On a teaching break from FIT, Karen powers down Manhattan’s Fashion Avenue setting a mean pace in five-inch heels. She jaywalks without a second glance, never breaking her stride until she sinks into the cushioned bench at her favorite Midtown lunch spot, Vine.
“I want to know, unconsciously, why do you dress the way you dress?” she says. “How do you want to present yourself to the world?”
Most psychologists intuitively grasp the concept of fashion psychology, Karen says, but it’s a field that doesn’t officially exist apart from her work and a recently opened master’s program at London College of Fashion.
Karen began to developing her theories while studying for her master’s degree in counseling psychology at Columbia University.
“I didn’t create it,” she says. “It was already there, but I built a brand.”
Karen credits the idea to the 19th-century work of Henry James. As a part-time model and former opera singer in her Cleveland, Ohio, high school, Karen always felt at home in the arts and fashion industries. But at 17, she decided to leave music and study psychology at Bowling Green State University. She wanted to help people, but she never stopped dressing to impress. Four years later, while reading James’ work, she saw an opportunity to bring her interests in line with psychology.
Most of us understand that the clothes we wear affect the response we get from strangers, friends, or lovers, but few dig deeper into why we’ve chosen to appear the way we do, let alone try and figure out why it’s so difficult to transform our style—even if we want or need to. That’s why Karen is in demand.
The former Prime Minister of Ukraine is the highest profile person to have reached out to her for help to date. He invited her to speak at his annual security forum this April and explain to politicians, experts, and other dignitaries how fashion can help them keep the peace.
Karen will address topics like what the burkini incident in France means for European values, what a suit says about social identity, and how a country’s image is built upon its style.
“It’s about educating people on both ends,” she explains. “Some people are aware, and some people aren’t.”
Karen’s clients range from entertainers to entrepreneurs.

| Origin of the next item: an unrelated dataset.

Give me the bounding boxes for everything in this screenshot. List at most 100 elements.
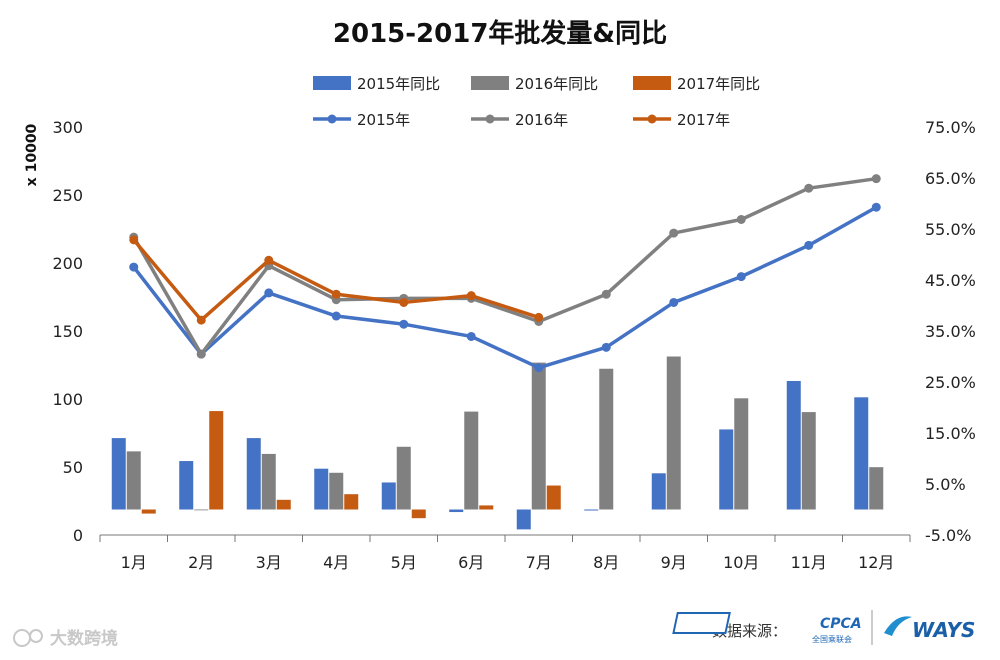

They come to her when they want to make a change, but can’t do it alone. She remembers one client who was in the midst of a custody battle stating their goal in an early session: “I want to know how to present myself in a way that will give the judge sympathy.”
When Karen began her career five years ago, she imagined fashion psychology becoming a part of the fashion and entertainment industries, but, so far, she’s received the most attention from the business world. She’s been an expert source in the Wall Street Journal, Bloomberg, and Yahoo Finance.
“It’s like crossing over,” she explains. “These people are not typical fashionistas.”
But neither is she. Sessions with Karen may lead to a makeover, but the transformation starts from the inside, with a thorough examination of feelings and experiences. She has two ground rules: She won’t treat one-time clients, and she doesn’t do shopping trips.
Any change must be gradual, she believes, otherwise “you’re going to just put clothes on top of emotion.”
Karen’s work is also deeply anchored in theory. In 2014, when she could afford to leave her roster of part-time jobs, she celebrated by going on a research trip. She spent almost a year traveling through the Middle East, Asia, and Australia, taking on new clients in every country she visited to discover how her fashion psychology theories could be applied in different cultures.
Once she returned to the U.S., she launched her own school, the Fashion Psychology Institute, and founded her own practice.
Talking about her work reminds Karen of her to-do list. She has to send out acceptance letters for the next cohort of Institute students today, but first, she’s got an appointment with a client.
She logs on to Skype for a session with Nicole Lovince, an actress and new entrepreneur she knows from Bowling Green.
Karen’s in the middle of her working lunch and is reserved, almost shy, but as the call connects, she transforms into a bubbly, warm presence exuding a sense of comfort.
“I, literally, all morning was stressed about what to wear,” Lovince launches into how she wanted to simultaneously look like a successful actress, professional businesswoman, and an approachable boss last night.
“How do I pick something that embodies all of those people?” she asks.
Karen talks with her bejeweled hands. “We need to work on coming up with multiple outfits that fit with your multiple roles,” she says.
“You’re in entertainment, so you know how to put on a face, but you want to make sure it’s a solid foundation inside.”
They go back and forth for 30 minutes; Karen questioning, Lovince reflecting. They agree to create some outfits—no shopping required—during their next appointment. Karen blows kisses that morph into waving jazz hands before she hangs up.
Earlier that morning, Karen performed a similar transformation while teaching a class. With music lightly playing in the background, she pranced around the teaching podium-turned-stage, acting out imaginary situations to explain the Freudian theory of psychoanalysis to her 20 FIT undergrads. She mimed calling a friend, her dark wine-colored lipstick and immaculate brows accentuating each expression.
Karen looked more like a DJ than a professor, head bobbing to the rhythm as she went through her PowerPoint.
After a monologue about ego and id—“Anyone heard of Sasha Fierce?”—which involved a re-enactment of scenes from Lemonade amid much laughter, Karen ended the class center stage.
The music, the dancing, the pop culture references are all part of a well-planned strategy. “It sets the vibe that I’m one of them,” she said afterward.
Karen’s charismatic performances are just that, a show. She’s an introvert who has spent the majority of the past five years developing fashion psychology on her laptop, in the privacy of wherever she was calling home that month.
“I’m a hermit when I’m doing this,” she says. “My friends they all know—Dawnn’s under a rock.” And with good reason: Karen’s writing a textbook, working on a second master’s degree at Columbia, and holding down two teaching positions in addition to running her practice.
Her mentality is, “I’m just going to create. I’m going to do my thing. I’m going to research, I’m going to study, that’s it.” But as her profile rises, she can’t maintain her isolation.
After teaching her fashion psychology course for the first time at FIT this fall, one of her students came up after class and started crying. “I was just trying to console her, and then she got herself together, and she was like, ‘You inspire me. I want to be just like you.’”
Karen’s response is to keep working hard and try to inspire her students to pursue their own paths in fashion psychology. She’s building a movement and a global community.
“I’m carrying a torch now, and I don’t want to drop it,” she says.